When she arrived at the casting in her red dress, for me, it was clear: she was going to be able to embody Marilyn.

And I was lucky to find her.

When she appears on the screen, we only see her.

Ana has, like Marilyn, this beautiful sensual aura that would almost make the screen blush.

But she don't use it in

Blonde,

since the film is totally asexual.

Ana is a very funny person.

She was a precious ally during the shooting of this film which had to be completed in 45 days, which was very short!

It was difficult, but nothing seemed insurmountable to her.

From the first scene, where she had to explode with anger in front of her mother, Ana gave everything on the set.

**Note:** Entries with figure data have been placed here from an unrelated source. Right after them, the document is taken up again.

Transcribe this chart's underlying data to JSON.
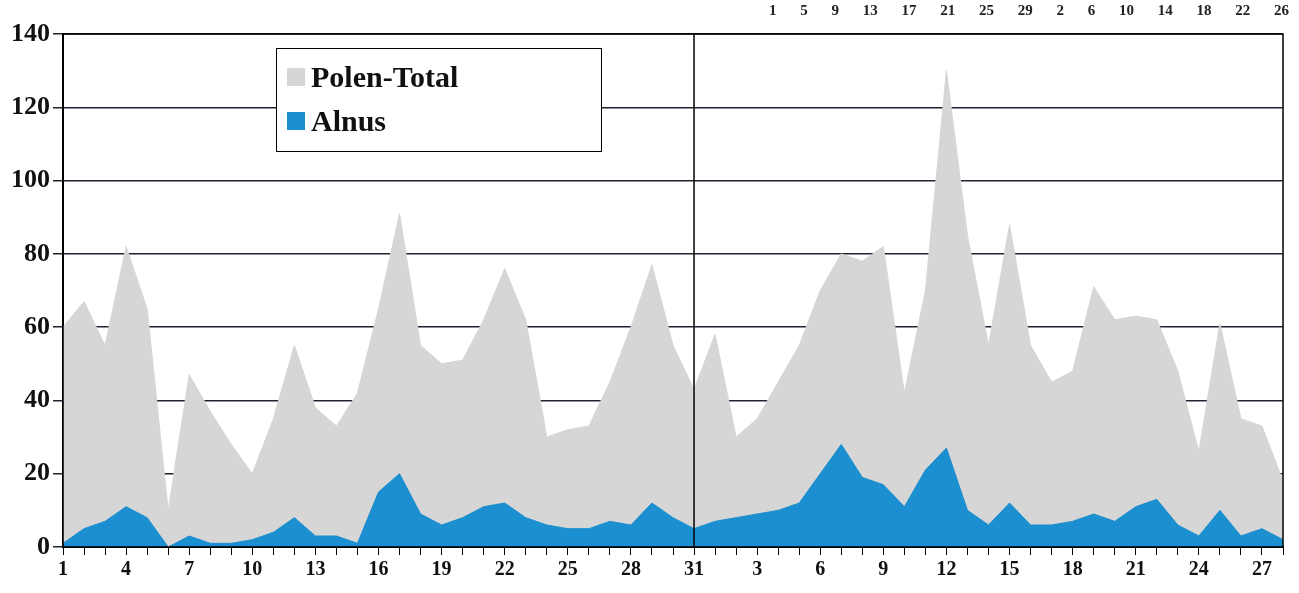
{
  "chart_data": {
    "type": "area",
    "categories": [
      "1",
      null,
      null,
      "4",
      null,
      null,
      "7",
      null,
      null,
      "10",
      null,
      null,
      "13",
      null,
      null,
      "16",
      null,
      null,
      "19",
      null,
      null,
      "22",
      null,
      null,
      "25",
      null,
      null,
      "28",
      null,
      null,
      "31",
      null,
      null,
      "3",
      null,
      null,
      "6",
      null,
      null,
      "9",
      null,
      null,
      "12",
      null,
      null,
      "15",
      null,
      null,
      "18",
      null,
      null,
      "21",
      null,
      null,
      "24",
      null,
      null,
      "27",
      null
    ],
    "series": [
      {
        "name": "Polen-Total",
        "color": "#d6d6d6",
        "values": [
          60,
          67,
          55,
          82,
          65,
          10,
          47,
          37,
          28,
          20,
          35,
          55,
          38,
          33,
          42,
          65,
          91,
          55,
          50,
          51,
          62,
          76,
          62,
          30,
          32,
          33,
          45,
          60,
          77,
          55,
          43,
          58,
          30,
          35,
          45,
          55,
          70,
          80,
          78,
          82,
          42,
          70,
          130,
          85,
          55,
          88,
          55,
          45,
          48,
          71,
          62,
          63,
          62,
          48,
          26,
          61,
          35,
          33,
          18
        ]
      },
      {
        "name": "Alnus",
        "color": "#1b8fcf",
        "values": [
          1,
          5,
          7,
          11,
          8,
          0,
          3,
          1,
          1,
          2,
          4,
          8,
          3,
          3,
          1,
          15,
          20,
          9,
          6,
          8,
          11,
          12,
          8,
          6,
          5,
          5,
          7,
          6,
          12,
          8,
          5,
          7,
          8,
          9,
          10,
          12,
          20,
          28,
          19,
          17,
          11,
          21,
          27,
          10,
          6,
          12,
          6,
          6,
          7,
          9,
          7,
          11,
          13,
          6,
          3,
          10,
          3,
          5,
          2
        ]
      }
    ],
    "ylim": [
      0,
      140
    ],
    "yticks": [
      0,
      20,
      40,
      60,
      80,
      100,
      120,
      140
    ],
    "grid": "y",
    "legend": "top left",
    "marker": "none",
    "ref_lines": [
      {
        "axis": "x",
        "value": "31",
        "color": "#000000"
      }
    ],
    "annotations": [
      "1 5 9 13 17 21 25 29 2 6 10 14 18 22 26"
    ]
  }
}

She never went back down below that level of play!

Source: lefigaro

All news articles on 2022-09-28

You may like

Life/Entertain 2024-03-18T12:27:26.747Z

Trends 24h

News/Politics 2024-04-16T06:32:00.591Z
News/Politics 2024-04-16T07:32:47.249Z
News/Politics 2024-04-16T05:04:59.862Z

Latest

© Communities 2019 - Privacy

The information on this site is from external sources that are not under our control.
The inclusion of any links does not necessarily imply a recommendation or endorse the views expressed within them.